Podczas wiosennej akcji poszukiwań na terenach pól bitewnych z I wojny światowej członkowie Stowarzyszenia Eksploracyjno-Historycznego „Galicja” odkryli sporo historycznych militariów. Szczególną uwagę zwróciło jedno znalezisko. Nie tylko nie było ono związane z wojną, ale i terenem, na którym go odkryto…
O jaki artefakt chodzi? O metalową pieczęć, którą odkryto na terenie leśnictwa Rabe.
– Początkowo podejrzewano, że znalezisko to może być związane z wojskiem, biorąc pod uwagę, że miejsce tego odkrycia było terenem ciężkich walk zimą 1915 roku – tłumaczy Edward Marszałek, rzecznik prasowy RDLP w Krośnie.
– Po wstępnym oczyszczeniu okazało się, że tekst umieszczony na pieczęci jest w języku polskim.
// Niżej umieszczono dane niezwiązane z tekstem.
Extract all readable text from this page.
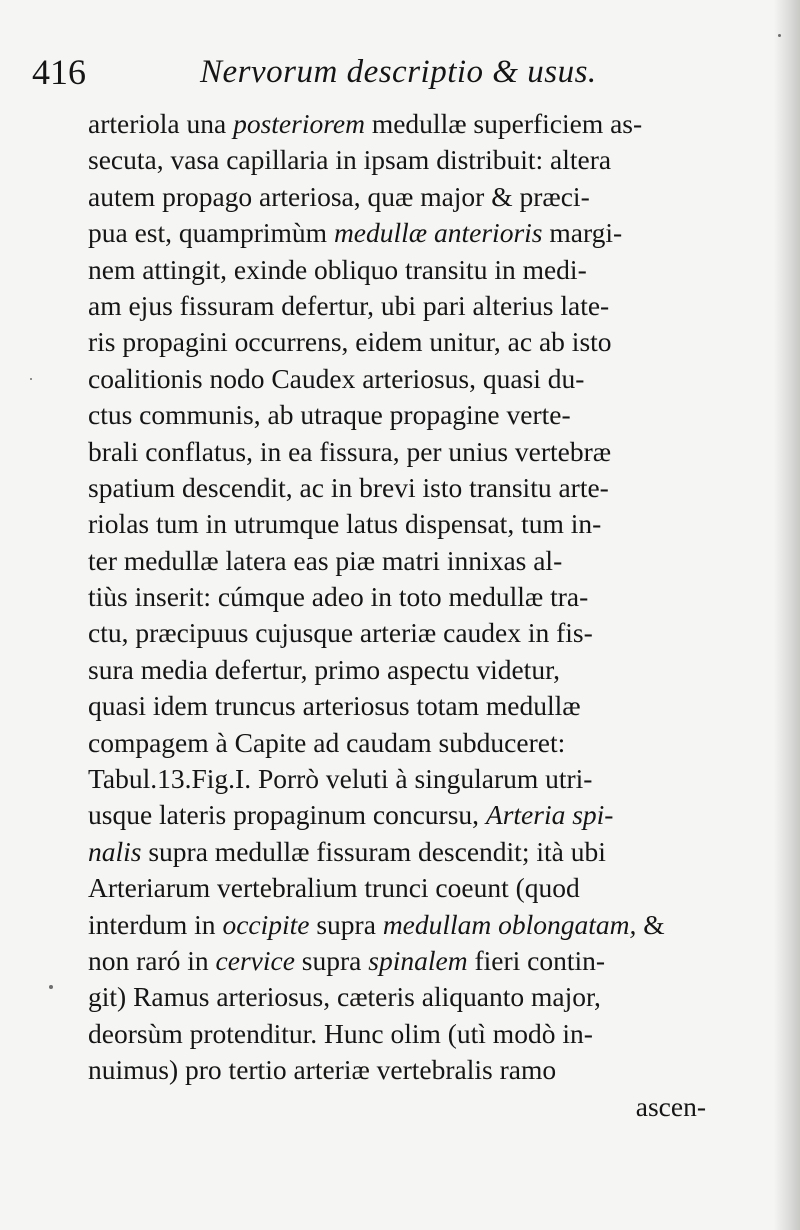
416	Nervorum descriptio & usus.
arteriola una posteriorem medullæ superficiem as-
secuta, vasa capillaria in ipsam distribuit: altera
autem propago arteriosa, quæ major & præci-
pua est, quamprimùm medullæ anterioris margi-
nem attingit, exinde obliquo transitu in medi-
am ejus fissuram defertur, ubi pari alterius late-
ris propagini occurrens, eidem unitur, ac ab isto
coalitionis nodo Caudex arteriosus, quasi du-
ctus communis, ab utraque propagine verte-
brali conflatus, in ea fissura, per unius vertebræ
spatium descendit, ac in brevi isto transitu arte-
riolas tum in utrumque latus dispensat, tum in-
ter medullæ latera eas piæ matri innixas al-
tiùs inserit: cúmque adeo in toto medullæ tra-
ctu, præcipuus cujusque arteriæ caudex in fis-
sura media defertur, primo aspectu videtur,
quasi idem truncus arteriosus totam medullæ
compagem à Capite ad caudam subduceret:
Tabul.13.Fig.I. Porrò veluti à singularum utri-
usque lateris propaginum concursu, Arteria spi-
nalis supra medullæ fissuram descendit; ità ubi
Arteriarum vertebralium trunci coeunt (quod
interdum in occipite supra medullam oblongatam, &
non raró in cervice supra spinalem fieri contin-
git) Ramus arteriosus, cæteris aliquanto major,
deorsùm protenditur. Hunc olim (utì modò in-
nuimus) pro tertio arteriæ vertebralis ramo
ascen-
Zrobiło się bardziej zagadkowo, pojawiło się pytanie, jak ona trafiła do bieszczadzkiej ziemi? – opowiada Artur Hejnar, zastępca prezesa Zarządu Stowarzyszenia.
Kolektant sprzedawał losy
Na pieczęci widnieje imię i nazwisko, jak również miejscowość i funkcja właściciela: „ILKO PRYSLAK – KOLEKTANT – W NIENOWICACH”. Historia i losy człowieka związanego z tym artefaktem pozostają nieznane.
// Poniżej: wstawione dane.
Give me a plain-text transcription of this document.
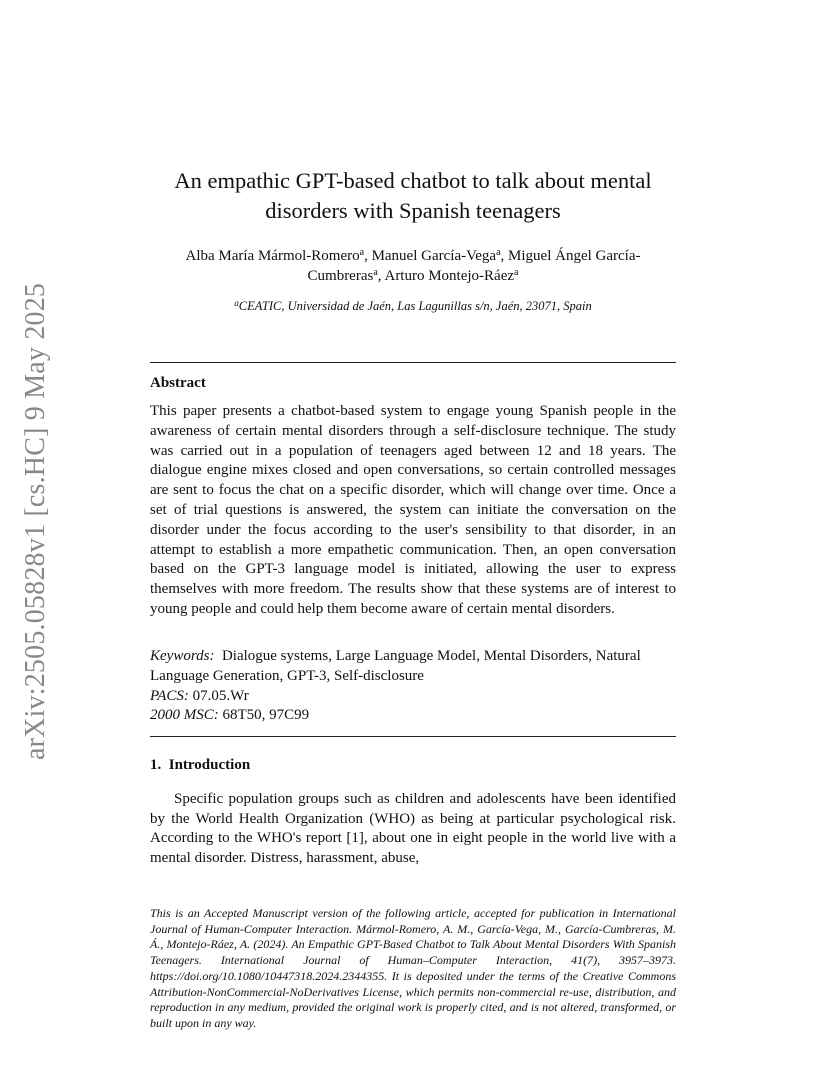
arXiv:2505.05828v1 [cs.HC] 9 May 2025
An empathic GPT-based chatbot to talk about mental disorders with Spanish teenagers
Alba María Mármol-Romero$^a$, Manuel García-Vega$^a$, Miguel Ángel García-Cumbreras$^a$, Arturo Montejo-Ráez$^a$
$^a$CEATIC, Universidad de Jaén, Las Lagunillas s/n, Jaén, 23071, Spain
Abstract
This paper presents a chatbot-based system to engage young Spanish people in the awareness of certain mental disorders through a self-disclosure technique. The study was carried out in a population of teenagers aged between 12 and 18 years. The dialogue engine mixes closed and open conversations, so certain controlled messages are sent to focus the chat on a specific disorder, which will change over time. Once a set of trial questions is answered, the system can initiate the conversation on the disorder under the focus according to the user's sensibility to that disorder, in an attempt to establish a more empathetic communication. Then, an open conversation based on the GPT-3 language model is initiated, allowing the user to express themselves with more freedom. The results show that these systems are of interest to young people and could help them become aware of certain mental disorders.
Keywords: Dialogue systems, Large Language Model, Mental Disorders, Natural Language Generation, GPT-3, Self-disclosure
PACS: 07.05.Wr
2000 MSC: 68T50, 97C99
1.  Introduction
Specific population groups such as children and adolescents have been identified by the World Health Organization (WHO) as being at particular psychological risk. According to the WHO's report [1], about one in eight people in the world live with a mental disorder. Distress, harassment, abuse,
This is an Accepted Manuscript version of the following article, accepted for publication in International Journal of Human-Computer Interaction. Mármol-Romero, A. M., García-Vega, M., García-Cumbreras, M. Á., Montejo-Ráez, A. (2024). An Empathic GPT-Based Chatbot to Talk About Mental Disorders With Spanish Teenagers. International Journal of Human–Computer Interaction, 41(7), 3957–3973. https://doi.org/10.1080/10447318.2024.2344355. It is deposited under the terms of the Creative Commons Attribution-NonCommercial-NoDerivatives License, which permits non-commercial re-use, distribution, and reproduction in any medium, provided the original work is properly cited, and is not altered, transformed, or built upon in any way.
A co oznacza samo słowo „kolektant”? Według opracowania „Leksyka pierwszych urzędowych pism Galicji” Joanny Suchożebrskiej: „kolektant – to sprzedający losy na loterii (L.n.n.; jest kolekta − składanie jałmużny na ubogich)”.
Nienowice to natomiast wieś w powiecie jarosławskim, w gminie Radymno, czyli… ok. 100 km od miejsca, w którym znaleziono pieczęć.
– Po konsultacji z archeologiem, panią Anną Okoniewską z WUOZ Delegatura w Krośnie, pieczęć została przekazana do urzędu konserwatorskiego, gdzie zostanie poddana szczegółowym badaniom – powiedział Artur Hejnar.